Was also told most derailments happen 14-19mph because that match’s the natural fq of the cars swaying with the typical splice lengths.

Have some tribal learning for operating an engine, but that is about all. That was 20 years ago. I still remember opening up the cabinet and throwing that knife switch to juice it up for a start. Anyone know if the above tidbits are close to accurate?

Mainline rail is 132-140lbs now. The industry standard is like 286k cars now and you have to have heavy rail if you want to do that every day with multiple trains. Hell the average grain train I run is 15,000 tons coal trains are pushing 20,000 tons. Where I work we run 30-50 trains a day. They have lighter rail on branch’s and yard tracks though. I know of some 85lbs rail from the late 1890’s still in use in some obscure service and industry tracks.

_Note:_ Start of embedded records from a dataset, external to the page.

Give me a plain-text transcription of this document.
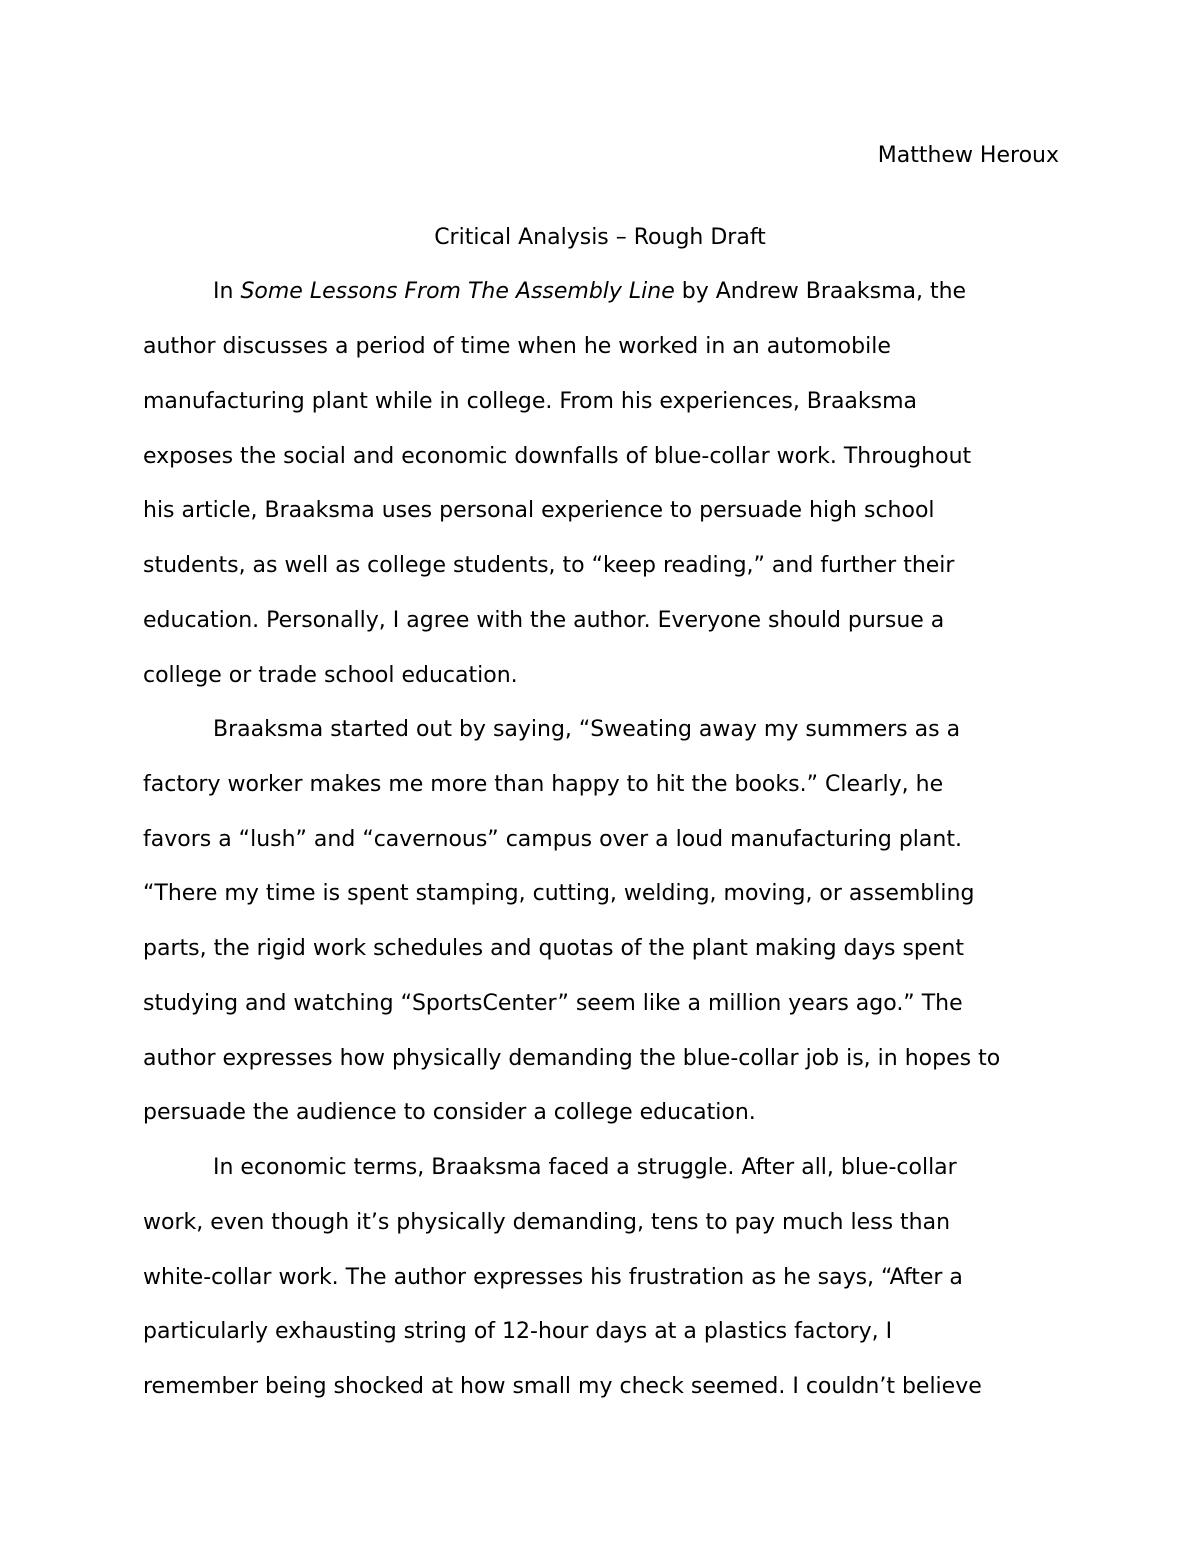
Matthew Heroux
Critical Analysis – Rough Draft
In Some Lessons From The Assembly Line by Andrew Braaksma, the
author discusses a period of time when he worked in an automobile
manufacturing plant while in college. From his experiences, Braaksma
exposes the social and economic downfalls of blue-collar work. Throughout
his article, Braaksma uses personal experience to persuade high school
students, as well as college students, to “keep reading,” and further their
education. Personally, I agree with the author. Everyone should pursue a
college or trade school education.
Braaksma started out by saying, “Sweating away my summers as a
factory worker makes me more than happy to hit the books.” Clearly, he
favors a “lush” and “cavernous” campus over a loud manufacturing plant.
“There my time is spent stamping, cutting, welding, moving, or assembling
parts, the rigid work schedules and quotas of the plant making days spent
studying and watching “SportsCenter” seem like a million years ago.” The
author expresses how physically demanding the blue-collar job is, in hopes to
persuade the audience to consider a college education.
In economic terms, Braaksma faced a struggle. After all, blue-collar
work, even though it’s physically demanding, tens to pay much less than
white-collar work. The author expresses his frustration as he says, “After a
particularly exhausting string of 12-hour days at a plastics factory, I
remember being shocked at how small my check seemed. I couldn’t believe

13-21mph or something like that is bad on jointed rail. The cars will rock side to side and can derail at those speeds. We have instructions that state if your on jointed rail and can’t do above 21mph then you have to stay below 13mph. Most heavy main line track is continuous welded rail though and it’s not a issue.

The knife switch is the main power switch, kill it and you have no battery power. So yes it has to be on for the locomotive to function in any way.

pinzgauer
10-26-19, 10:10
Pinz, freelance or prototype?

I'm rusty on the terminology, but I used the more appropriately scale flex track. I forget the exact math, but I want to say it was decreasing squares.

The interesting thing is I could not get it to match any ellipse. So it's something unique. It makes sense for a railroad engineer to use the approach they do because they're not making loops that need to look optically similar. But the official railroad approach is a pain to make matching curves on a small layout. (Think 4 by 8 flat top)

A properly radiused curve is a thing of beauty and is more noticeable in model railroads than full size. Then again I believe all full size curves are radiused, so we don't have a comparison. Well, maybe not the short loop tracks at the local railroad museum.

jpmuscle
10-26-19, 10:17
NAD83 (2011) masterrace.

NERD

Somewhat related but Horseshoe Curve in Altoona, PA is a pretty cool engineering structure to behold.

https://en.m.wikipedia.org/wiki/Horseshoe_Curve_(Pennsylvania)

I’m trying to the pics I took when I was there last.